Le mouvement gothique puise une partie de ses racines dans le rock, en particulier du côté de quelques groupes mythiques de la fin des années 70 : Bauhaus, Siouxsie & the Banshees, Joy Division puis The Sisters of Mercy ou encore The Cure. Ces groupes et bien d’autres sont fondateurs d’un courant qui s’inspire du punk en y rajoutant une culture sombre faite de noirceur, de théâtralité, de mélancolie et de romantisme fataliste.

Le Château d’Otrante, roman fondateur

Après n’avoir été qu’un avatar du punk, le rock gothique a acquis son existence propre au milieu des années 80 : c’est à partir de là qu’une culture gothique s’est pleinement déployée au-delà de la musique, en revisitant d’autres racines culturelles, littéraires mais aussi cinématographiques.

Car bien avant le mouvement rock, il existe un mouvement de littérature gothique. On doit le terme à un écrivain anglais du XVIIIe siècle, Horace Walpole. Passionné par l’architecture médiévale gothique, il a écrit un roman célèbre, Le Château d’Otrante : Histoire gothique, qui constitue l’acte de naissance d’un genre conjuguant roman noir et fantastique.

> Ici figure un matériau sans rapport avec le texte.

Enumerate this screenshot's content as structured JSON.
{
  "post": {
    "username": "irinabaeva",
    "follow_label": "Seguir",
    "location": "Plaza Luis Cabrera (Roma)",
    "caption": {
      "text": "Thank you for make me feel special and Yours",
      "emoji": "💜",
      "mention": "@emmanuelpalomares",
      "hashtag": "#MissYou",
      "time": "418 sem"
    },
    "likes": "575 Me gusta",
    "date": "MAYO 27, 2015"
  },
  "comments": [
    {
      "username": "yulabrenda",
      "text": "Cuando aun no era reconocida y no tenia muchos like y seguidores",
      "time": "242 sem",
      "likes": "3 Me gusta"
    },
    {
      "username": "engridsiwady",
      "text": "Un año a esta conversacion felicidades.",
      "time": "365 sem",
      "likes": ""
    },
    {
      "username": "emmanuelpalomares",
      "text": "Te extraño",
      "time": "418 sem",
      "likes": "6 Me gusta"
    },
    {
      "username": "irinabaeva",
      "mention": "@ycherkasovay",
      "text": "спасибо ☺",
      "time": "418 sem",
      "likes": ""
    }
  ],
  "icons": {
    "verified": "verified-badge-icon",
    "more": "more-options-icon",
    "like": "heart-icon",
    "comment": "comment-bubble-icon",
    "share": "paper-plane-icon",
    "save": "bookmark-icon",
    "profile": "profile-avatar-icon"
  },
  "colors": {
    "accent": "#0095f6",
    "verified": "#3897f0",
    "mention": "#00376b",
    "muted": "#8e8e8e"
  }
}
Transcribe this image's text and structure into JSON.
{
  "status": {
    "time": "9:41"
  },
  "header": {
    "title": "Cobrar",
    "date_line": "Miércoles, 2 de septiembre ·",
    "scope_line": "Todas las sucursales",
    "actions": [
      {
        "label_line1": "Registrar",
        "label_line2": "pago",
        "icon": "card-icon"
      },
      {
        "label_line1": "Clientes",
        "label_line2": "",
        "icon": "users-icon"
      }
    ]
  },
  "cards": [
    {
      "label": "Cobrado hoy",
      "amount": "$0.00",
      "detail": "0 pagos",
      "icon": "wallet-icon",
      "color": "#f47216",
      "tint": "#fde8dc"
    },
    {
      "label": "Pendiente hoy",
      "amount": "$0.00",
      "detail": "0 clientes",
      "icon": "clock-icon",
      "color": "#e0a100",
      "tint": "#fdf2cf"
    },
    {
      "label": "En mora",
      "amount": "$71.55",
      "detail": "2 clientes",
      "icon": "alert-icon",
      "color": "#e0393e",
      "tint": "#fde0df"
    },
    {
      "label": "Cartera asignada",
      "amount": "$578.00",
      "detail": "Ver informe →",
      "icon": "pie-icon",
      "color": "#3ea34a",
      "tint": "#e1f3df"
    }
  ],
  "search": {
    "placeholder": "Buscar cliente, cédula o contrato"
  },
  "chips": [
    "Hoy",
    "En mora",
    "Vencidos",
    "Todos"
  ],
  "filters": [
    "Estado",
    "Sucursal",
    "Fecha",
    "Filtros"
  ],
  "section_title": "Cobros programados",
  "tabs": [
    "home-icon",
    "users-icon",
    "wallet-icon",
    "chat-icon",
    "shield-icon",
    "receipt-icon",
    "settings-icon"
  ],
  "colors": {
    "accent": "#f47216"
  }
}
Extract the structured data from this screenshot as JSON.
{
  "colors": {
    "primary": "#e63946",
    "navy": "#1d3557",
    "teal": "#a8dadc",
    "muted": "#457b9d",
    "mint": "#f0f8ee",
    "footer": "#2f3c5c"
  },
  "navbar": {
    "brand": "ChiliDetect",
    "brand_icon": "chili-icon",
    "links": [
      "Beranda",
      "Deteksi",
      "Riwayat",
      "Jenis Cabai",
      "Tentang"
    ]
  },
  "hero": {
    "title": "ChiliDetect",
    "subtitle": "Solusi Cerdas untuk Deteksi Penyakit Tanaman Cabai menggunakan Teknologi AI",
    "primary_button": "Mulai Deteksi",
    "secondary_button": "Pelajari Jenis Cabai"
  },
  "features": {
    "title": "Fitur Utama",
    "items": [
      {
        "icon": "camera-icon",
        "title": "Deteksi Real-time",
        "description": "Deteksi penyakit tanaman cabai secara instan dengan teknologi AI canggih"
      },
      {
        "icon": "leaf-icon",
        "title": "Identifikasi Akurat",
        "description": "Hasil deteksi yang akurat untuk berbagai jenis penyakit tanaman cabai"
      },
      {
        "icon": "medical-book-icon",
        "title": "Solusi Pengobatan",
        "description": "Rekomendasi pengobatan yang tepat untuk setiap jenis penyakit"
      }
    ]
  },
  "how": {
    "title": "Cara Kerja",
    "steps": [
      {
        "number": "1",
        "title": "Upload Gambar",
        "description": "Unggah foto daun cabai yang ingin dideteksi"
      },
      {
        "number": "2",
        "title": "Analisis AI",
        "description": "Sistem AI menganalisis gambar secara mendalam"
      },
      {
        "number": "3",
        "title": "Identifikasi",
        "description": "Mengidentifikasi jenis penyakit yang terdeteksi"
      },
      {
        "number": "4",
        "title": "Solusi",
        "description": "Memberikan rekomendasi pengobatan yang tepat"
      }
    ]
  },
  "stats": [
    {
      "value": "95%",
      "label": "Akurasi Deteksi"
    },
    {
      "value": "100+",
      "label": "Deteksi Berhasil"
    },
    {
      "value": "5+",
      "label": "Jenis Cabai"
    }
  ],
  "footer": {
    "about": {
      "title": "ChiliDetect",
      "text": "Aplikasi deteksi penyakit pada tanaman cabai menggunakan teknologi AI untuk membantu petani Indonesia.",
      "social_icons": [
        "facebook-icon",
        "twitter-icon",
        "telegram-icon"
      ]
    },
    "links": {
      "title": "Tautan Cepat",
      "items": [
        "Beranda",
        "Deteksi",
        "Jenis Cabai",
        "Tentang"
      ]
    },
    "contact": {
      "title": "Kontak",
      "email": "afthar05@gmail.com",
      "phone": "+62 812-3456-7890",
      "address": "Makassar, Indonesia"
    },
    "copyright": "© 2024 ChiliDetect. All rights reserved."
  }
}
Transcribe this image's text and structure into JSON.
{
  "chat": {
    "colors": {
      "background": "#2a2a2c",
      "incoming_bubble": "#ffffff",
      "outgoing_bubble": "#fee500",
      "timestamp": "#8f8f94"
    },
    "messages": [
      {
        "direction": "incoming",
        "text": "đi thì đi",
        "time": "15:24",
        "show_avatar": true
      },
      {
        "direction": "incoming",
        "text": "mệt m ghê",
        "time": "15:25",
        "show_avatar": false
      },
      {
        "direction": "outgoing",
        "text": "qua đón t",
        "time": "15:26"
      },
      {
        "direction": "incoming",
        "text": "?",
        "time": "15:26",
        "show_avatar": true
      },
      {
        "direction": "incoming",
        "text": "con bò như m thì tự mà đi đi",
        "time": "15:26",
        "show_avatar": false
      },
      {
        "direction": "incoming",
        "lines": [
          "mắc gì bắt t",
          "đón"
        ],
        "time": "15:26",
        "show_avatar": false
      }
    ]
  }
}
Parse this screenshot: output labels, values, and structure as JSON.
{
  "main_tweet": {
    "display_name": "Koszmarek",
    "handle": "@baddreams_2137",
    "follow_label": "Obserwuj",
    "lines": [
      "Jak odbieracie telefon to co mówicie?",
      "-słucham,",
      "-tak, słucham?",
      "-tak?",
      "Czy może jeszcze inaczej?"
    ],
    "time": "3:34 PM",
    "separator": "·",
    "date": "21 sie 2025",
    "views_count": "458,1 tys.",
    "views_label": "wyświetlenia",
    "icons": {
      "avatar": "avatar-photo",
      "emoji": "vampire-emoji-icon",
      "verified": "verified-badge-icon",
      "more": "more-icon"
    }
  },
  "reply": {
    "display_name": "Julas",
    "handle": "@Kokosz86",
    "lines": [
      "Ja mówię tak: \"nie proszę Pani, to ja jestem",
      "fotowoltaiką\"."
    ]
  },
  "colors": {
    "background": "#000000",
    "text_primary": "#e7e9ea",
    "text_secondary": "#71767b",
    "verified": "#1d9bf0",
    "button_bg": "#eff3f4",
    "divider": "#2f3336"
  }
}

Tout au long du XVIIIe siècle et bien après, le mouvement a été animé par de grands auteurs de la littérature anglophone tels que Wordsworth, Walter Scott, Mary Shelley (Frankenstein), Lovecraft ou encore Keats dans un premier temps, puis par les romantiques du XIXe siècle comme Edgar Allan Poe, Bram Stoker (Dracula), voire, côté français, par les auteurs du courant Spleen (Baudelaire).

Rien à voir avec le metal

Le mouvement gothique a connu un déclin à la fin des années 80 et dans les années 90, et sa visibilité a souffert des amalgames entre le rock metal et le rock gothique, bien que totalement opposés dans l’esprit malgré quelques passerelles (on pense à Killing Joke). La confusion demeure d’ailleurs, car un icône rock tel que Marylin Manson passe parfois pour gothique – il en a parfois les tenues – alors qu’il appartient davantage à la scène metal, dans sa musique comme dans ses délires.

Enfin, le rock gothique se distingue aussi par son rejet de la société de consommation, comme le mouvement punk. Mais à la différence de celui-ci, il a souvent préféré la voie des arts et un certain esthétisme (musical, vestimentaire) à une expression artistique plus radicale.